When we read through the Gospel accounts of the Passion, Death, and Resurrection of Our Lord, we are often left saying the words of the Centurion, “Truly this man was the Son of God.” In fact, we are so moved by the accounts that we feel anyone who hears them will instantly convert. Yet we know, all too well, that there are many who still do not believe.
This might seem disheartening at times, but it really shouldn’t surprise us. Why? Well, first, consider that those closest to Christ, His disciples, regard Mary Magdalene’s news of His Resurrection as “nonsense” (Luke 24:11) or hard to believe (Mk 16:11). In fact, when two of the disciples meet Christ on the road to Emmaus, He has to explain to them that, yes, in fact, He is the Messiah foretold by the prophets (Lk 24:25-6).
The term “Doubting Thomas” is so entrenched in our everyday speech, that we forget the rest of the Apostles were hesitant to believe the Resurrection had happened until He appeared to them (Mk 16:14). These were men who had heard almost every word and witnessed almost every action of Our Lord during His public ministry, and yet they were just as skeptical as everyone else that this man was truly the Son of God.
We can see ourselves in these men, cowering in a locked room for fear of the Sanhedrin, perhaps tempted to doubt the Truth of Christ. These men would later preach to huge crowds, travel thousands of miles, and proclaim the Gospel with their last breath; but right after the Passion, they were scared and afraid to face the world. Perhaps one or more of them even felt forsaken by Christ, who died and left them alone. And, looking at my own life, I know that I have been in that locked room, too.
Hearing the world assault Catholic doctrine, distort the words of the Holy Father, and fight any and all attempts to save the unborn, it can be difficult to proclaim the Truth.
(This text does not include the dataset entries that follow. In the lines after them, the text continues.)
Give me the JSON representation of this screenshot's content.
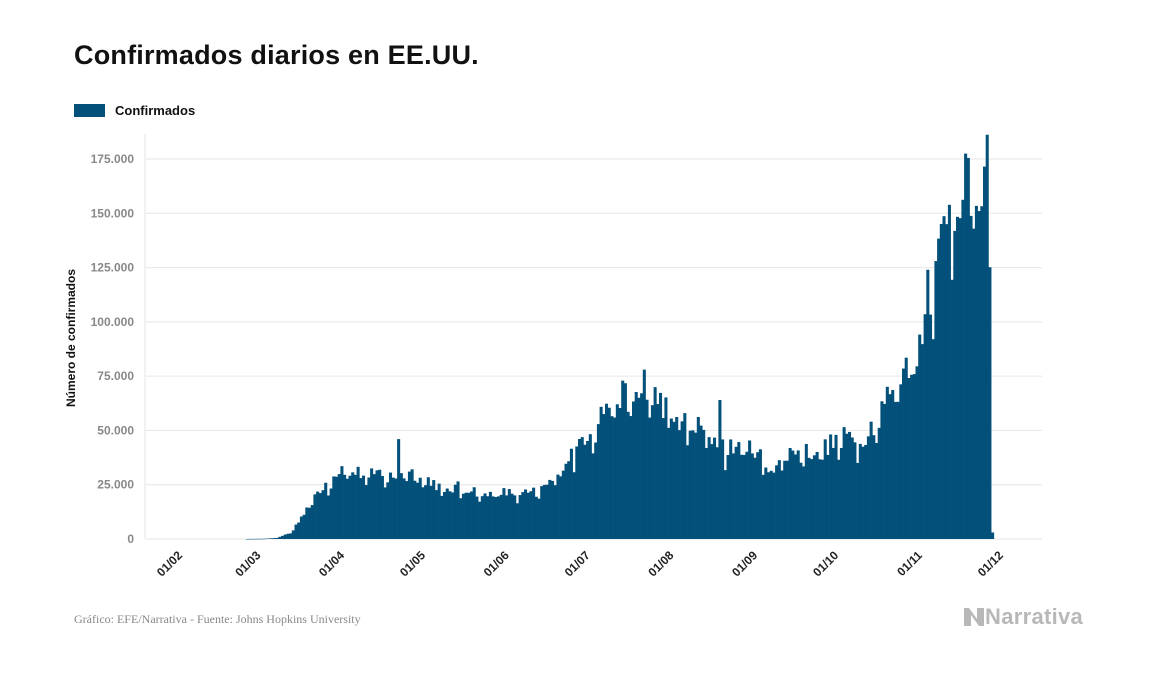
{
  "title": "Confirmados diarios en EE.UU.",
  "source": "Gráfico: EFE/Narrativa - Fuente: Johns Hopkins University",
  "brand": "Narrativa",
  "colors": {
    "bar": "#03507a",
    "grid": "#e6e6e6",
    "tick": "#888888",
    "brand": "#b8b8b8"
  },
  "chart_data": {
    "type": "bar",
    "title": "Confirmados diarios en EE.UU.",
    "ylabel": "Número de confirmados",
    "xlabel": "",
    "legend": {
      "entries": [
        "Confirmados"
      ],
      "position": "top-left"
    },
    "grid": true,
    "ylim": [
      0,
      175000
    ],
    "yticks": [
      0,
      25000,
      50000,
      75000,
      100000,
      125000,
      150000,
      175000
    ],
    "ytick_labels": [
      "0",
      "25.000",
      "50.000",
      "75.000",
      "100.000",
      "125.000",
      "150.000",
      "175.000"
    ],
    "xticks": [
      "01/02",
      "01/03",
      "01/04",
      "01/05",
      "01/06",
      "01/07",
      "01/08",
      "01/09",
      "01/10",
      "01/11",
      "01/12"
    ],
    "x_start": "2020-01-22",
    "x_end": "2020-11-30",
    "series": [
      {
        "name": "Confirmados",
        "knots": [
          [
            "2020-01-22",
            0
          ],
          [
            "2020-02-27",
            0
          ],
          [
            "2020-03-05",
            100
          ],
          [
            "2020-03-10",
            500
          ],
          [
            "2020-03-15",
            3000
          ],
          [
            "2020-03-20",
            12000
          ],
          [
            "2020-03-25",
            22000
          ],
          [
            "2020-03-30",
            28000
          ],
          [
            "2020-04-03",
            33000
          ],
          [
            "2020-04-08",
            31000
          ],
          [
            "2020-04-13",
            29000
          ],
          [
            "2020-04-18",
            31000
          ],
          [
            "2020-04-22",
            28000
          ],
          [
            "2020-04-26",
            33000
          ],
          [
            "2020-05-01",
            29000
          ],
          [
            "2020-05-06",
            27000
          ],
          [
            "2020-05-11",
            22000
          ],
          [
            "2020-05-16",
            24000
          ],
          [
            "2020-05-21",
            23000
          ],
          [
            "2020-05-26",
            20000
          ],
          [
            "2020-05-31",
            22000
          ],
          [
            "2020-06-05",
            21000
          ],
          [
            "2020-06-10",
            21000
          ],
          [
            "2020-06-15",
            22000
          ],
          [
            "2020-06-20",
            27000
          ],
          [
            "2020-06-25",
            36000
          ],
          [
            "2020-06-30",
            45000
          ],
          [
            "2020-07-05",
            52000
          ],
          [
            "2020-07-10",
            62000
          ],
          [
            "2020-07-15",
            66000
          ],
          [
            "2020-07-20",
            65000
          ],
          [
            "2020-07-25",
            68000
          ],
          [
            "2020-07-30",
            64000
          ],
          [
            "2020-08-04",
            55000
          ],
          [
            "2020-08-09",
            53000
          ],
          [
            "2020-08-14",
            51000
          ],
          [
            "2020-08-19",
            46000
          ],
          [
            "2020-08-24",
            42000
          ],
          [
            "2020-08-29",
            43000
          ],
          [
            "2020-09-03",
            42000
          ],
          [
            "2020-09-08",
            32000
          ],
          [
            "2020-09-13",
            37000
          ],
          [
            "2020-09-18",
            42000
          ],
          [
            "2020-09-23",
            40000
          ],
          [
            "2020-09-28",
            42000
          ],
          [
            "2020-10-03",
            45000
          ],
          [
            "2020-10-08",
            48000
          ],
          [
            "2020-10-13",
            47000
          ],
          [
            "2020-10-18",
            55000
          ],
          [
            "2020-10-23",
            68000
          ],
          [
            "2020-10-28",
            78000
          ],
          [
            "2020-11-02",
            88000
          ],
          [
            "2020-11-07",
            115000
          ],
          [
            "2020-11-12",
            142000
          ],
          [
            "2020-11-16",
            160000
          ],
          [
            "2020-11-20",
            168000
          ],
          [
            "2020-11-24",
            160000
          ],
          [
            "2020-11-26",
            145000
          ],
          [
            "2020-11-28",
            168000
          ],
          [
            "2020-11-29",
            170000
          ],
          [
            "2020-11-30",
            3000
          ]
        ],
        "peaks": [
          [
            "2020-04-24",
            46000
          ],
          [
            "2020-07-24",
            78000
          ],
          [
            "2020-08-21",
            64000
          ],
          [
            "2020-11-06",
            124000
          ],
          [
            "2020-11-09",
            128000
          ],
          [
            "2020-11-13",
            145000
          ],
          [
            "2020-11-20",
            177500
          ]
        ]
      }
    ]
  }
}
It is in these moments, when we feel alone and afraid, that the Devil likes to tempt us to forsake the Truth and become like the world. It is in these moments, too, that we might feel forsaken by God, left to fight the good fight all by ourselves.
However, Christ continues to appear to us in the Blessed Sacrament to comfort and sustain us. He unites us in His Church so that we need not fight against sin and evil alone. He speaks to us through the Scriptures to remind us that “In the world you will have trouble, but take courage, I have conquered the world” (Jn 16:33).